Jindal didn’t only go after his opponents on stage -- he also went after Republicans who weren’t on stage. “We've got four senators running,” Jindal said, referring to Rand Paul
, Ted Cruz, Marco Rubio and Lindsey Graham. “They give the long speeches called filibusters, pat themselves on the back,” he said, referring to long filibusters in the Senate from Sen. Ted Cruz and Rand Paul. “When they go to relieve themselves, the cause and the toilets get flushed at the same time -- and the American people lose,” he said.
4. Christie Ends On a High Note
Christie used almost the entire debate to focus on Clinton, sounding like a general election candidate. But it was in his closing statement that he really zeroed in. "I saw the most disgraceful thing I've seen this entire campaign a few weeks ago," he started. "Hillary Clinton was asked, the enemy she is most proud of and she said Republicans." Christie was in the undercard debate for the first time, but it was clear he doesn't intend to go home. "In a world where we have Al Qaeda and ISIS, the mullahs in Iran and Vladimir Putin, the woman who asks to run and represent all of United States says that her greatest enemies are people like you in this audience and us here," he said. Of the 18 times Clinton was mentioned in the debate, 13 of them came from Chris Christie, according to an ABC analysis.
5. Jindal Attacks Huckabee Over Arkansas Record
The undercard candidates may mostly agree on issues, but that didn’t stop a face-off between Jindal and Huckabee. “I admire your social views, share the views, your records as governor tells a different story,” Jindal said.

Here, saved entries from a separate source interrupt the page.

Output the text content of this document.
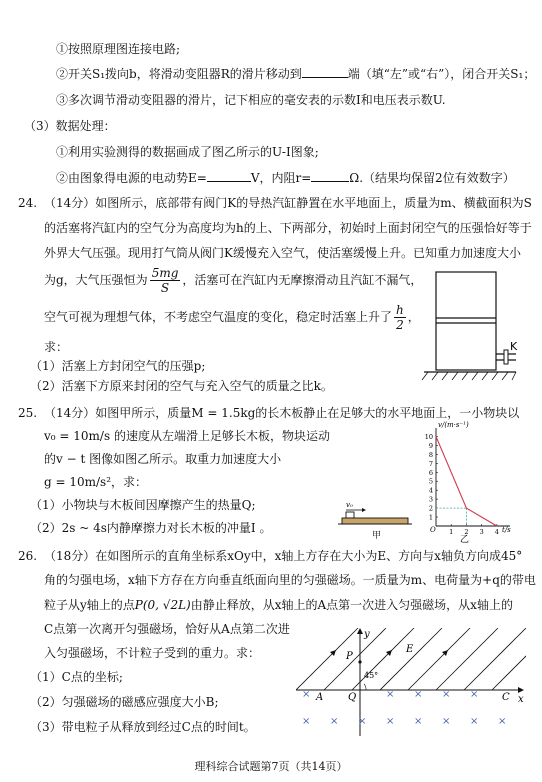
①按照原理图连接电路;
②开关S₁拨向b，将滑动变阻器R的滑片移动到	端（填“左”或“右”），闭合开关S₁；
③多次调节滑动变阻器的滑片，记下相应的毫安表的示数I和电压表示数U.
（3）数据处理：
①利用实验测得的数据画成了图乙所示的U-I图象;
②由图象得电源的电动势E=	V，内阻r=	Ω.（结果均保留2位有效数字）
24. （14分）如图所示，底部带有阀门K的导热汽缸静置在水平地面上，质量为m、横截面积为S
的活塞将汽缸内的空气分为高度均为h的上、下两部分，初始时上面封闭空气的压强恰好等于
外界大气压强。现用打气筒从阀门K缓慢充入空气，使活塞缓慢上升。已知重力加速度大小
为g，大气压强恒为 $\frac{5mg}{S}$ ，活塞可在汽缸内无摩擦滑动且汽缸不漏气，
空气可视为理想气体，不考虑空气温度的变化，稳定时活塞上升了 $\frac{h}{2}$ ，
求：
（1）活塞上方封闭空气的压强p;
（2）活塞下方原来封闭的空气与充入空气的质量之比k。
K
25. （14分）如图甲所示，质量M = 1.5kg的长木板静止在足够大的水平地面上，一小物块以
v₀ = 10m/s 的速度从左端滑上足够长木板，物块运动
的v − t 图像如图乙所示。取重力加速度大小
g = 10m/s²，求：
（1）小物块与木板间因摩擦产生的热量Q;
（2）2s ~ 4s内静摩擦力对长木板的冲量I 。
v₀
甲
1
2
3
4
5
6
7
8
9
10
1 2 3 4
v/(m·s⁻¹)
t/s
O
乙
26. （18分）在如图所示的直角坐标系xOy中，x轴上方存在大小为E、方向与x轴负方向成45°
角的匀强电场，x轴下方存在方向垂直纸面向里的匀强磁场。一质量为m、电荷量为+q的带电
粒子从y轴上的点P(0, √2L)由静止释放，从x轴上的A点第一次进入匀强磁场，从x轴上的
C点第一次离开匀强磁场，恰好从A点第二次进
入匀强磁场，不计粒子受到的重力。求：
（1）C点的坐标;
（2）匀强磁场的磁感应强度大小B;
（3）带电粒子从释放到经过C点的时间t。
y
x
P
E
45°
A Q	C
×	× × × ×
× × × × × × × ×
理科综合试题第7页（共14页）
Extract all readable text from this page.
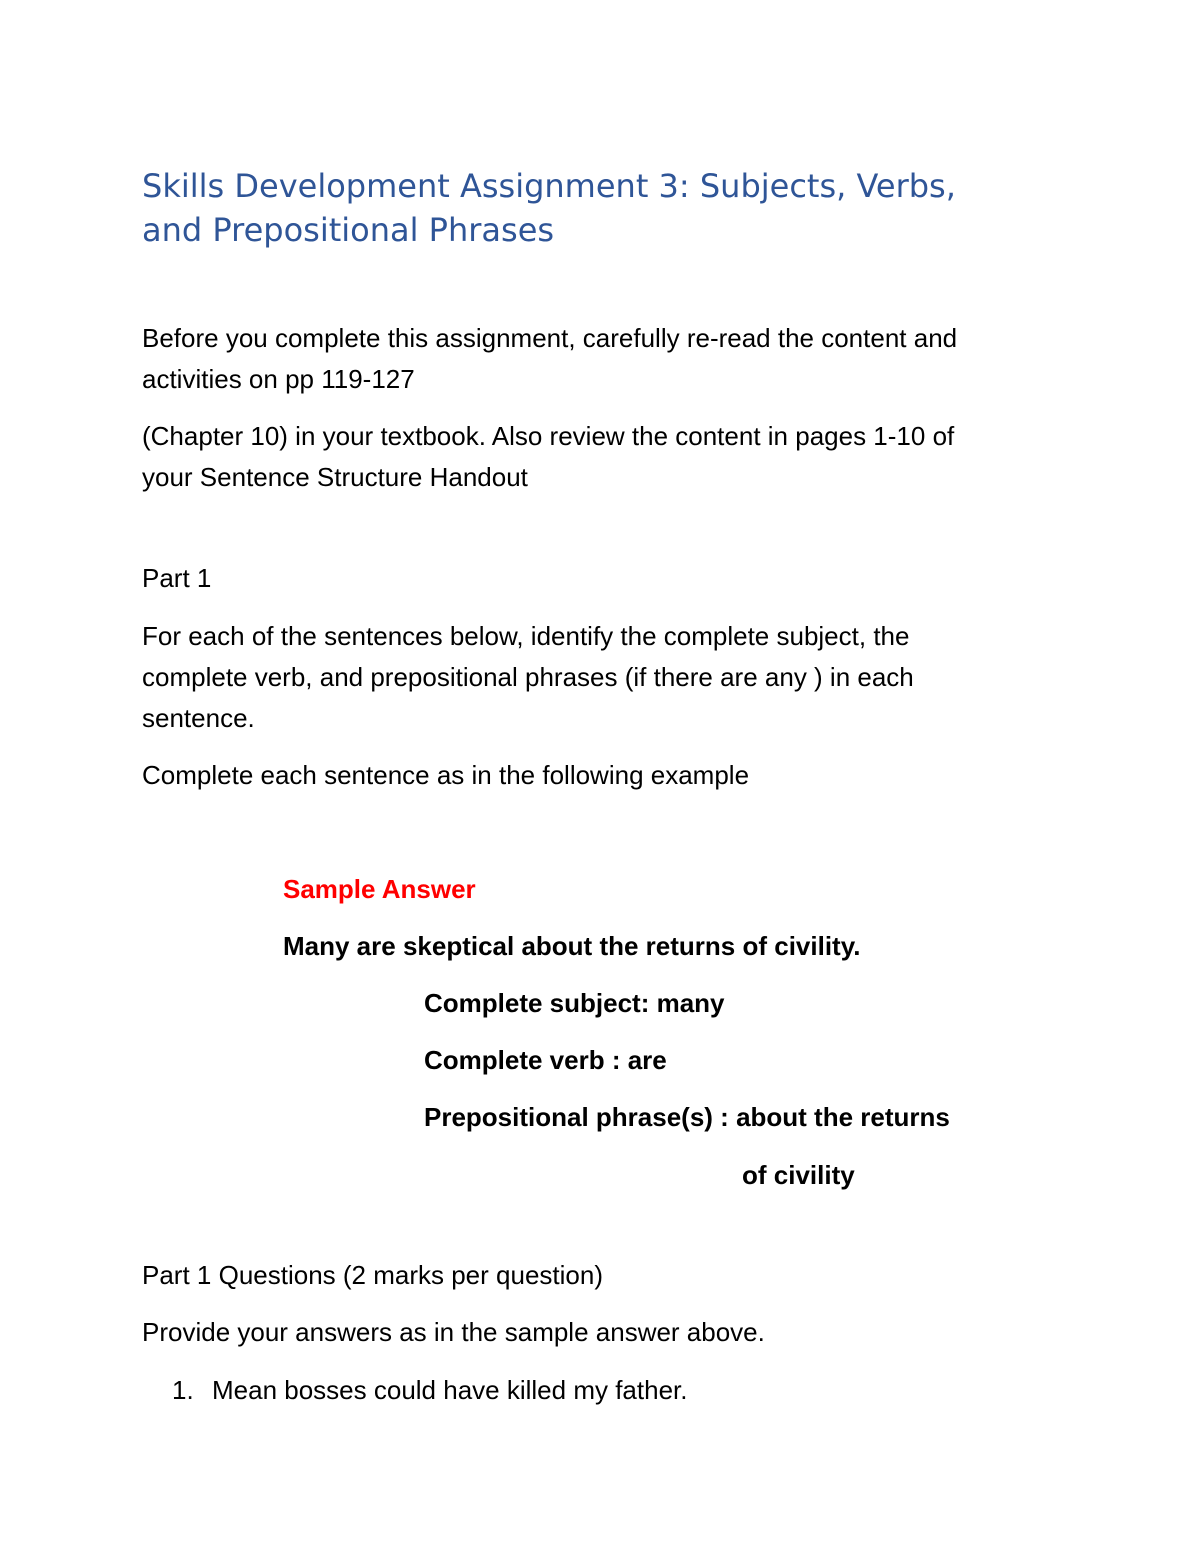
Skills Development Assignment 3: Subjects, Verbs,
and Prepositional Phrases
Before you complete this assignment, carefully re-read the content and
activities on pp 119-127
(Chapter 10) in your textbook. Also review the content in pages 1-10 of
your Sentence Structure Handout
Part 1
For each of the sentences below, identify the complete subject, the
complete verb, and prepositional phrases (if there are any ) in each
sentence.
Complete each sentence as in the following example
Sample Answer
Many are skeptical about the returns of civility.
Complete subject: many
Complete verb : are
Prepositional phrase(s) : about the returns
of civility
Part 1 Questions (2 marks per question)
Provide your answers as in the sample answer above.
1. Mean bosses could have killed my father.
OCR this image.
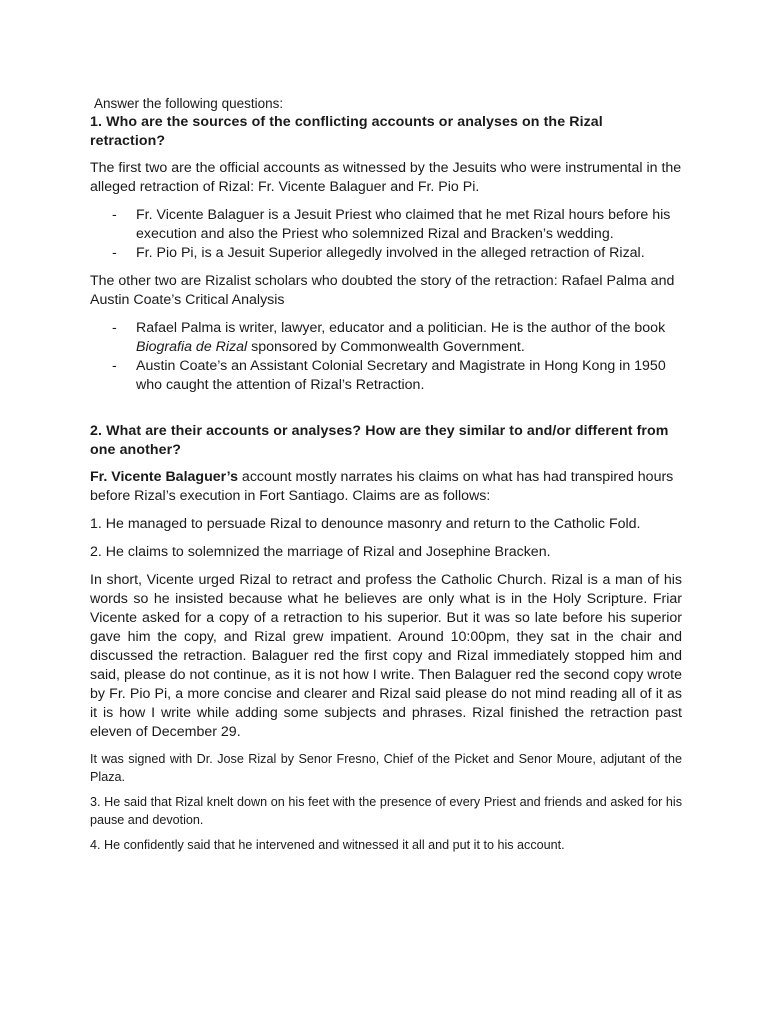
Answer the following questions:

1. Who are the sources of the conflicting accounts or analyses on the Rizal retraction?

The first two are the official accounts as witnessed by the Jesuits who were instrumental in the alleged retraction of Rizal: Fr. Vicente Balaguer and Fr. Pio Pi.

- Fr. Vicente Balaguer is a Jesuit Priest who claimed that he met Rizal hours before his execution and also the Priest who solemnized Rizal and Bracken’s wedding.
- Fr. Pio Pi, is a Jesuit Superior allegedly involved in the alleged retraction of Rizal.

The other two are Rizalist scholars who doubted the story of the retraction: Rafael Palma and Austin Coate’s Critical Analysis

- Rafael Palma is writer, lawyer, educator and a politician. He is the author of the book Biografia de Rizal sponsored by Commonwealth Government.
- Austin Coate’s an Assistant Colonial Secretary and Magistrate in Hong Kong in 1950 who caught the attention of Rizal’s Retraction.

2. What are their accounts or analyses? How are they similar to and/or different from one another?

Fr. Vicente Balaguer’s account mostly narrates his claims on what has had transpired hours before Rizal’s execution in Fort Santiago. Claims are as follows:

1. He managed to persuade Rizal to denounce masonry and return to the Catholic Fold.

2. He claims to solemnized the marriage of Rizal and Josephine Bracken.

In short, Vicente urged Rizal to retract and profess the Catholic Church. Rizal is a man of his words so he insisted because what he believes are only what is in the Holy Scripture. Friar Vicente asked for a copy of a retraction to his superior. But it was so late before his superior gave him the copy, and Rizal grew impatient. Around 10:00pm, they sat in the chair and discussed the retraction. Balaguer red the first copy and Rizal immediately stopped him and said, please do not continue, as it is not how I write. Then Balaguer red the second copy wrote by Fr. Pio Pi, a more concise and clearer and Rizal said please do not mind reading all of it as it is how I write while adding some subjects and phrases. Rizal finished the retraction past eleven of December 29.

It was signed with Dr. Jose Rizal by Senor Fresno, Chief of the Picket and Senor Moure, adjutant of the Plaza.

3. He said that Rizal knelt down on his feet with the presence of every Priest and friends and asked for his pause and devotion.

4. He confidently said that he intervened and witnessed it all and put it to his account.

Jindal then listed economic figures from Arkansas saying, “That's not a record of cutting. I'm saying we've actually cut. We’ve reduced the size of our budget. So wanting to cut one thing; actually cutting is a different thing. Facts don't lie.”
6. Huckabee On Poverty: “Nobody Who Is Poor Wants To Be”
Huckabee got personal when asked whether social welfare programs in the United States were “creating a culture of dependency.” “Having grown up poor, I know a little something about it,” Huckabee, a former governor of Arkansas, said. “Nobody who is poor wants to be. That's a nonsense statement. And I hear it all the time.” Huckabee has made his opposition to cutting Social Security
and Medicare benefits a major tenet of his campaign. “Those are not entitlements, and that’s not welfare,” Huckabee said of social security and Medicare benefits. “That's an earned benefit, and by gosh, you paid for it, and if the government screwed it up, you shouldn't have to pay the penalty because of an incompetent government.”
7. Santorum Points to General Election: I’m the “Principled Conservative” on Stage
Santorum seemed frustrated to be left out of a back-and-forth between Christie and Jindal over how conservative their records were. “This is a legitimate debate between Chris and Bobby between someone who says he can win in a blue state and someone who says he is a principled conservative,” Santorum said. He raised his hands and paused -- signaling he was the true conservative -- eliciting laughter from the audience. Later, he said he respected Democrats “because they fight,” shouting the final word. “I respect them because they are willing to take it to us.”